The knowledge of a basis of a vector space $V$ allows us to reduce computations in $V$ to computations on matrices. If $B=\{v_1,\dots,v_n\}$ is a basis for $V$, we can define a map $C_B\colon V\to\mathbb{R}^n$ by setting $$ C_B(v)=\begin{bmatrix}\alpha_1 \\ \vdots \\ \alpha_n\end{bmatrix} \text{ if and only if } v=\alpha_1v_1+\dots+\alpha_nv_n $$ The map $C_B$ is linear and bijective, so a set $\{w_1,\dots,w_m\}$ of vectors in $V$ is linearly independent if and only if the set $$ \{C_B(w_1),\dots,C_B(w_m)\} $$ is linearly independent in $\mathbb{R}^n$. But for this we have Gaussian elimination and row echelon forms.
So, we take $B=\{1,x,x^2\}$, so that the set of vectors in $\mathbb{R}^3$ corresponding to $\{-1+x-2x^2,3+3x+6x^2,9\}$ is $$ \left\{ \begin{bmatrix}-1\\1\\-2\end{bmatrix}\,, \begin{bmatrix}3\\3\\6\end{bmatrix}\,, \begin{bmatrix}9\\0\\0\end{bmatrix}\, \right\} $$ and you just need to find the row echelon form of the matrix $$ \begin{bmatrix} -1 & 3 & 9 \\ 1 & 3 & 0 \\ -2 & 6 & 0 \end{bmatrix} $$ Without pivot reduction, it turns out to be $$ \begin{bmatrix} -1 & 3 & 9 \\ 0 & 6 & 9 \\ 0 & 0 & 18 \end{bmatrix} $$ which allows you to say that the first set is linearly independent.

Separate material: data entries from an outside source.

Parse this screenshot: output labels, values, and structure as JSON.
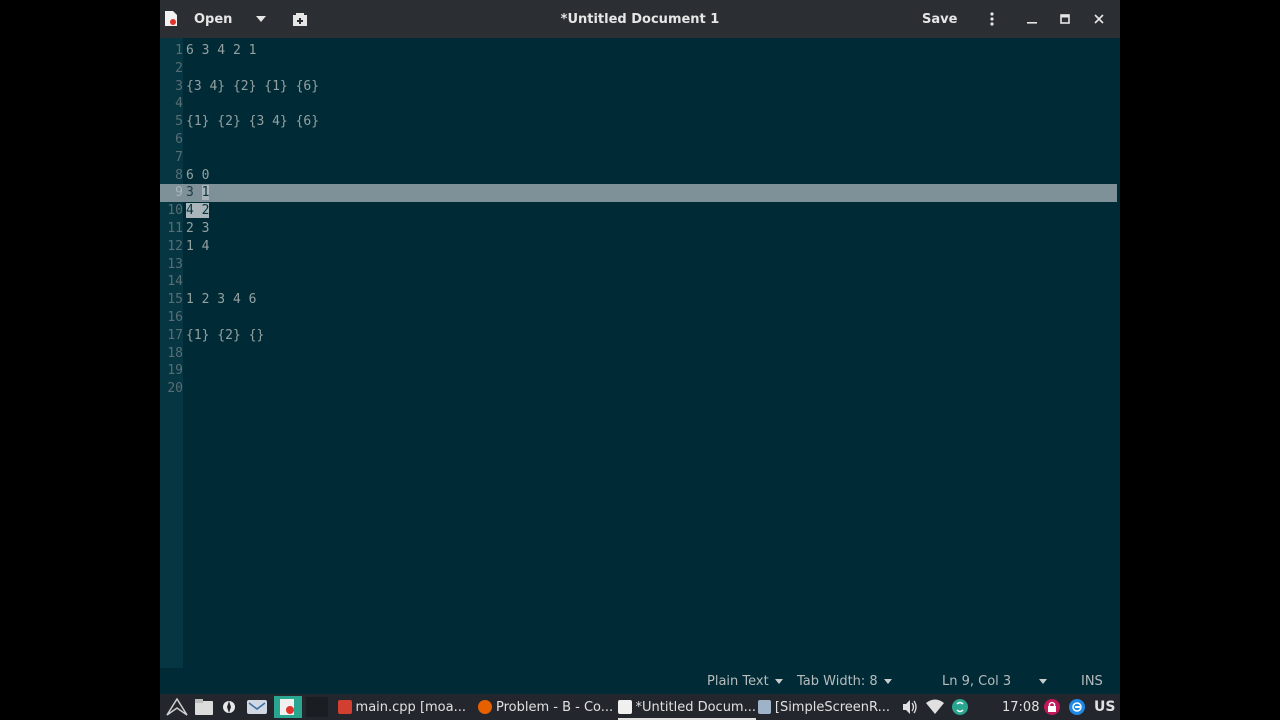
{
  "app": {
    "open_label": "Open",
    "title": "*Untitled Document 1",
    "save_label": "Save"
  },
  "editor": {
    "lines": [
      {
        "num": "1",
        "text": "6 3 4 2 1"
      },
      {
        "num": "2",
        "text": ""
      },
      {
        "num": "3",
        "text": "{3 4} {2} {1} {6}"
      },
      {
        "num": "4",
        "text": ""
      },
      {
        "num": "5",
        "text": "{1} {2} {3 4} {6}"
      },
      {
        "num": "6",
        "text": ""
      },
      {
        "num": "7",
        "text": ""
      },
      {
        "num": "8",
        "text": "6 0"
      },
      {
        "num": "9",
        "text_a": "3 ",
        "text_sel": "1",
        "current": true
      },
      {
        "num": "10",
        "text_sel": "4 2"
      },
      {
        "num": "11",
        "text": "2 3"
      },
      {
        "num": "12",
        "text": "1 4"
      },
      {
        "num": "13",
        "text": ""
      },
      {
        "num": "14",
        "text": ""
      },
      {
        "num": "15",
        "text": "1 2 3 4 6"
      },
      {
        "num": "16",
        "text": ""
      },
      {
        "num": "17",
        "text": "{1} {2} {}"
      },
      {
        "num": "18",
        "text": ""
      },
      {
        "num": "19",
        "text": ""
      },
      {
        "num": "20",
        "text": ""
      }
    ]
  },
  "status": {
    "language": "Plain Text",
    "tab_width": "Tab Width: 8",
    "position": "Ln 9, Col 3",
    "mode": "INS"
  },
  "taskbar": {
    "tasks": [
      {
        "label": "main.cpp [moa...",
        "icon": "code-editor-icon"
      },
      {
        "label": "Problem - B - Co...",
        "icon": "firefox-icon"
      },
      {
        "label": "*Untitled Docum...",
        "icon": "text-editor-icon",
        "active": true
      },
      {
        "label": "[SimpleScreenR...",
        "icon": "screen-recorder-icon"
      }
    ],
    "clock": "17:08",
    "keyboard_layout": "US"
  },
  "colors": {
    "editor_bg": "#002b36",
    "gutter_bg": "#063642",
    "text": "#93a1a1",
    "current_line": "#7e9198",
    "headerbar": "#2b2e33",
    "taskbar": "#23272d"
  }
}
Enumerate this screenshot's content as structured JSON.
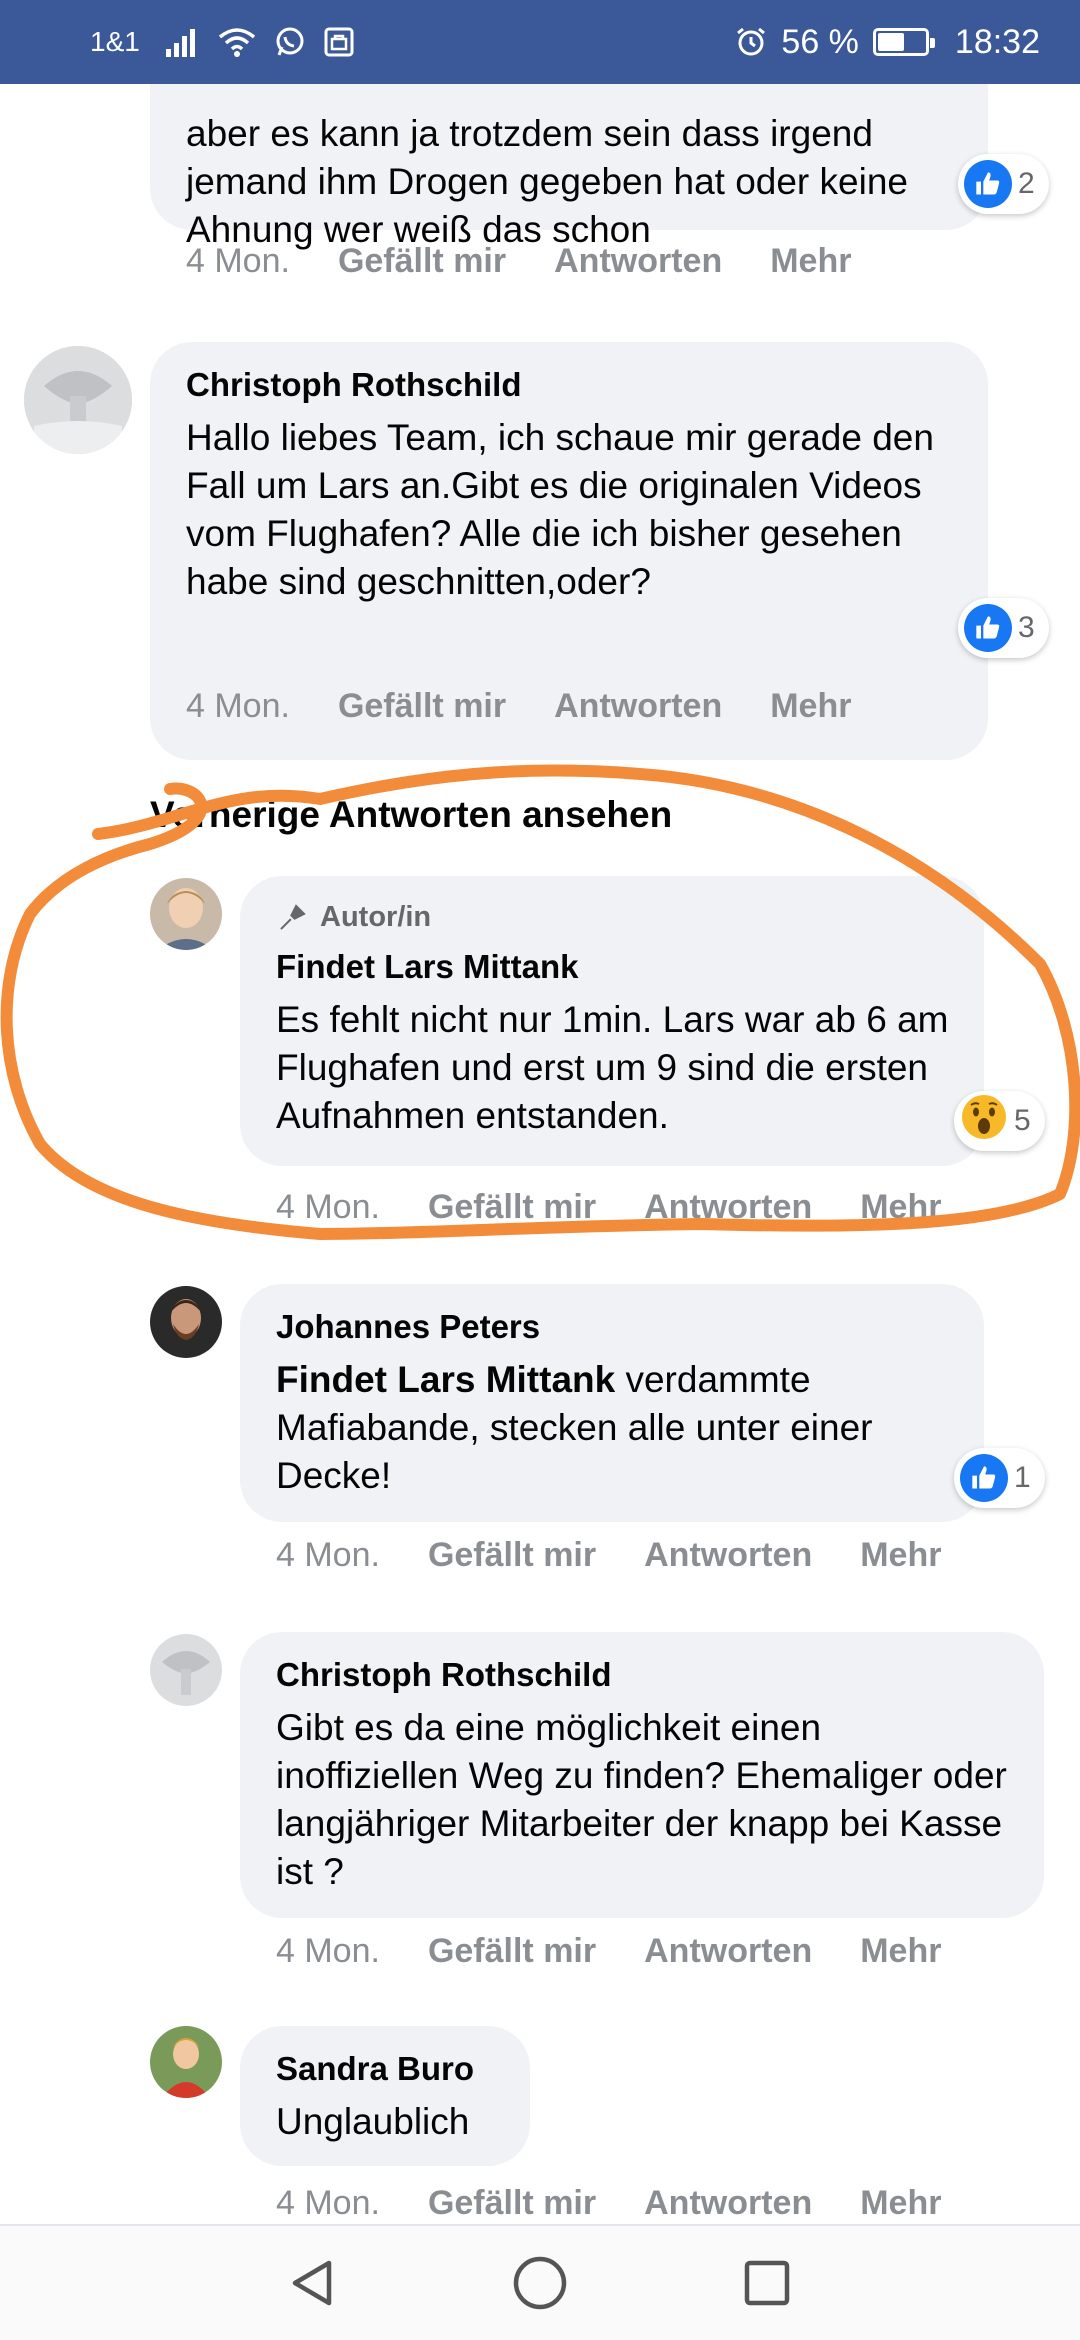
{
  "status": {
    "carrier": "1&1",
    "battery": "56 %",
    "time": "18:32",
    "battery_level": 0.56
  },
  "comments": [
    {
      "id": "c0",
      "text": "aber es kann ja trotzdem sein dass irgend jemand ihm Drogen gegeben hat oder keine Ahnung wer weiß das schon",
      "time": "4 Mon.",
      "reaction": {
        "type": "like",
        "count": "2"
      }
    },
    {
      "id": "c1",
      "name": "Christoph Rothschild",
      "text": "Hallo liebes Team, ich schaue mir gerade den Fall um Lars an.Gibt es die originalen Videos vom Flughafen? Alle die ich bisher gesehen habe sind geschnitten,oder?",
      "time": "4 Mon.",
      "reaction": {
        "type": "like",
        "count": "3"
      }
    },
    {
      "id": "r1",
      "author_badge": "Autor/in",
      "name": "Findet Lars Mittank",
      "text": "Es fehlt nicht nur 1min. Lars war ab 6 am Flughafen und erst um 9 sind die ersten Aufnahmen entstanden.",
      "time": "4 Mon.",
      "reaction": {
        "type": "wow",
        "count": "5"
      }
    },
    {
      "id": "r2",
      "name": "Johannes Peters",
      "mention": "Findet Lars Mittank",
      "text": " verdammte Mafiabande, stecken alle unter einer Decke!",
      "time": "4 Mon.",
      "reaction": {
        "type": "like",
        "count": "1"
      }
    },
    {
      "id": "r3",
      "name": "Christoph Rothschild",
      "text": "Gibt es da eine möglichkeit einen inoffiziellen Weg zu finden? Ehemaliger oder langjähriger Mitarbeiter der knapp bei Kasse ist ?",
      "time": "4 Mon."
    },
    {
      "id": "r4",
      "name": "Sandra Buro",
      "text": "Unglaublich",
      "time": "4 Mon."
    }
  ],
  "actions": {
    "like": "Gefällt mir",
    "reply": "Antworten",
    "more": "Mehr"
  },
  "previous_replies": "Vorherige Antworten ansehen",
  "colors": {
    "header": "#3b5998",
    "bubble": "#f0f2f5",
    "like": "#1877f2",
    "scribble": "#f28c3b",
    "muted": "#8a8d91"
  },
  "icons": {
    "signal": "signal-icon",
    "wifi": "wifi-icon",
    "whatsapp": "whatsapp-icon",
    "alarm": "alarm-icon",
    "back": "back-triangle-icon",
    "home": "home-circle-icon",
    "recents": "recents-square-icon"
  }
}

The matrix to consider for case b is $$ \begin{bmatrix} 1&0&-2&0\\ 1&0&0&-3\\ 0&1&2&0 \end{bmatrix} $$ You'll easily find out that the fourth column is a linear combination of the first three, which are a linearly independent set.
I'll do for (a), you do for (b): suppose
$$a\cdot(-1+x-2x^2)+b\cdot (3+3x+6x^2)+c\cdot9=0\;,\;\;a,b,c\in\Bbb R\implies$$
$$=-a+3b+9c+\left(a+3b\right)x+\left(-2a+b\right)x^2$$
Since you know $\;\{1,x,x^2\}\;$ is a basis, the above trivial linear combination is possible iff
$$\begin{cases}-a&+3b+9c&=&0\\{}\\\;\;a&+3b&=&0\\{}\\\!\!\!-2a&+b&=&0\end{cases}$$
Solving the above linear system, one gets:
$$2II+III=0\implies7b=0\implies b=0\implies a=0\implies c=0$$
and thus the given set's lin. independent.